Starmer, then, is a failed PM realising the ambitions of another failed PM. This might sound conspiratorial but Starmer’s announcement literally followed a report from the Tony Blair Institute. This is how terminally short of ideas our ruling classes have become.
Court sycophants are queuing up to talk about how willing most of us are for private companies to collect data about ourselves — our internet providers, for example, or social media platforms. True enough. But most of us don’t actually think that this is uncontroversially good. Nor do we actually have to give them this data. Even if it can be inconvenient to avoid doing so, it is at least possible. When a government seeks to make something compulsory, it should have good reasoning for doing so. Britons have been made less free in terms of speech, lifestyle choices, employment et cetera and mandating ID is yet another freedom withdrawn. I’m not a libertarian and am not going to claim that this is indefensible — but it does at least need serious defending.

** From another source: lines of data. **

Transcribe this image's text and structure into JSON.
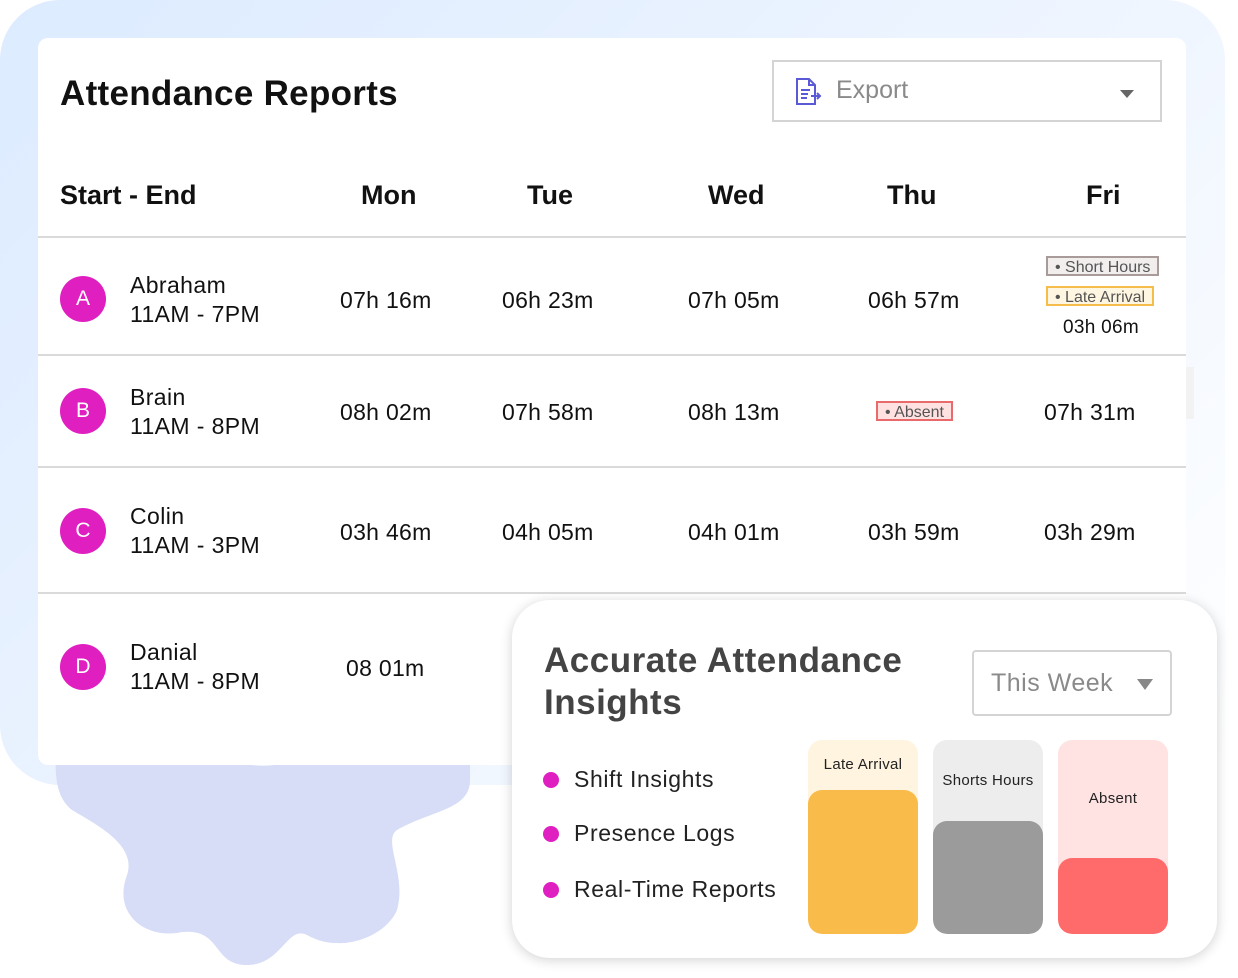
{
  "report": {
    "title": "Attendance Reports",
    "export_label": "Export",
    "columns": [
      "Start - End",
      "Mon",
      "Tue",
      "Wed",
      "Thu",
      "Fri"
    ],
    "rows": [
      {
        "initial": "A",
        "name": "Abraham",
        "shift": "11AM  -  7PM",
        "mon": "07h 16m",
        "tue": "06h 23m",
        "wed": "07h 05m",
        "thu": "06h 57m",
        "fri": "03h 06m",
        "fri_tags": [
          "Short Hours",
          "Late Arrival"
        ]
      },
      {
        "initial": "B",
        "name": "Brain",
        "shift": "11AM  -  8PM",
        "mon": "08h 02m",
        "tue": "07h 58m",
        "wed": "08h 13m",
        "thu_tag": "Absent",
        "fri": "07h 31m"
      },
      {
        "initial": "C",
        "name": "Colin",
        "shift": "11AM  -  3PM",
        "mon": "03h 46m",
        "tue": "04h 05m",
        "wed": "04h 01m",
        "thu": "03h 59m",
        "fri": "03h 29m"
      },
      {
        "initial": "D",
        "name": "Danial",
        "shift": "11AM  -  8PM",
        "mon": "08 01m"
      }
    ]
  },
  "insights": {
    "title_line1": "Accurate Attendance",
    "title_line2": "Insights",
    "period": "This Week",
    "features": [
      "Shift Insights",
      "Presence Logs",
      "Real-Time Reports"
    ],
    "bars": [
      {
        "label": "Late Arrival",
        "level": 0.74,
        "color": "#f9bb4a",
        "bg": "#fff4df"
      },
      {
        "label": "Shorts Hours",
        "level": 0.58,
        "color": "#9b9b9b",
        "bg": "#ededed"
      },
      {
        "label": "Absent",
        "level": 0.39,
        "color": "#ff6b6b",
        "bg": "#ffe3e3"
      }
    ]
  },
  "colors": {
    "avatar": "#e01fc1",
    "bullet": "#e01fc1"
  }
}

Again, I’m not going to write as if ID cards are the plastic nails in Britain’s coffin. This would be hypocritical, if nothing else. I have one and it hasn’t done me any harm. But there is something very sad about the desperate authoritarian flailing of a government without ideas — if it ever had ambition — for positive change. It is gravedigging in the cemetery of New Labour when a government which really cared about Great Britain, and which had ideas to better it, would be tearing down the grim old castle of the Blairite project.